Message Edited by surgey on 10-25-2008 01:02 PM
Message Edited by surgey on 10-25-2008 01:08 PM
Re: How to bring life back into your Crippled Verizon DVR
NJHDTVfan
Enthusiast - Level 2
Thanks for this great post! I can't seem to get the Vista drivers installed. I have Vista x64 Ultimate edition. Is there an x64 driver available anywhere? My STB is a QIP6416-2.
Message Edited by NJHDTVfan on 10-30-2008 03:50 PM
0 Likes
Re: How to bring life back into your Crippled Verizon DVR
NJHDTVfan
Enthusiast - Level 2

I reloaded my system with Vista 32-bit and this driver now works great 🙂 Here's a link that has more instructions on how to use the capture program

http://replayguide.sourceforge.net/dct6412/

0 Likes
Re: How to bring life back into your Crippled Verizon DVR
Donkey97
Newbie

Very interesting. I don't really save a lot of the shows I record, but this would be great for HD movies. An external drive is the best bet since I doubt older computers could transfer data fast enough for HD content. A nice 500GB or big TB drive should be plenty of storage space, unless you record everything.

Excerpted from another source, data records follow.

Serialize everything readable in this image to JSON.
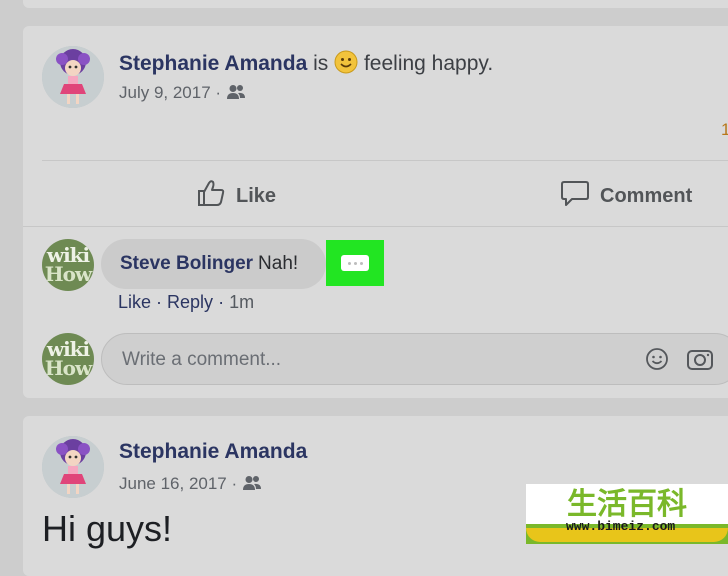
{
  "post1": {
    "author": "Stephanie Amanda",
    "verb": "is",
    "activity": "feeling happy.",
    "date": "July 9, 2017",
    "dot": "·",
    "reaction_count_partial": "1"
  },
  "actions": {
    "like_label": "Like",
    "comment_label": "Comment"
  },
  "comment": {
    "author": "Steve Bolinger",
    "text": "Nah!",
    "like_link": "Like",
    "reply_link": "Reply",
    "sep": "·",
    "time": "1m"
  },
  "composer": {
    "placeholder": "Write a comment..."
  },
  "avatar_wiki": {
    "line1": "wiki",
    "line2": "How"
  },
  "post2": {
    "author": "Stephanie Amanda",
    "date": "June 16, 2017",
    "dot": "·",
    "text": "Hi guys!"
  },
  "watermark": {
    "chars": "生活百科",
    "url": "www.bimeiz.com"
  },
  "colors": {
    "highlight": "#22e522",
    "name_blue": "#2b3562",
    "card_bg": "#dadada"
  },
  "icons": {
    "audience": "friends-icon",
    "like": "thumbs-up-icon",
    "comment": "speech-bubble-icon",
    "emoji": "smiley-icon",
    "camera": "camera-icon",
    "more": "ellipsis-icon"
  }
}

The best option for HD right now is downloading content and streaming it through an xbox 360 or ps3, if you're computer is fast enough to stream HD content. Mainly because you can download content that won't be available on tv for a year or 2. Personally I use an upconverting dvd player w/ hdmi, this makes DVD quality movies look very nice in HD. Even good quality divx/xvid movies are 10x better than the SD channels I have to watch currently. 

Once somebody makes a true digital media player capable of playing .flv files via streaming data, HDtv owners will be in heaven. I believe only 1 is capable of it right now, but the quality is subpar. In about 10 years cable and sattelite providers will have another competitor, internet TV providers. Data transfer is getting fast enough now that streaming compressed data over the internet to a media center is a viable option. But like I said, someone still needs to make a media player capable of decompressing HD data and outputting it through an hdmi cable.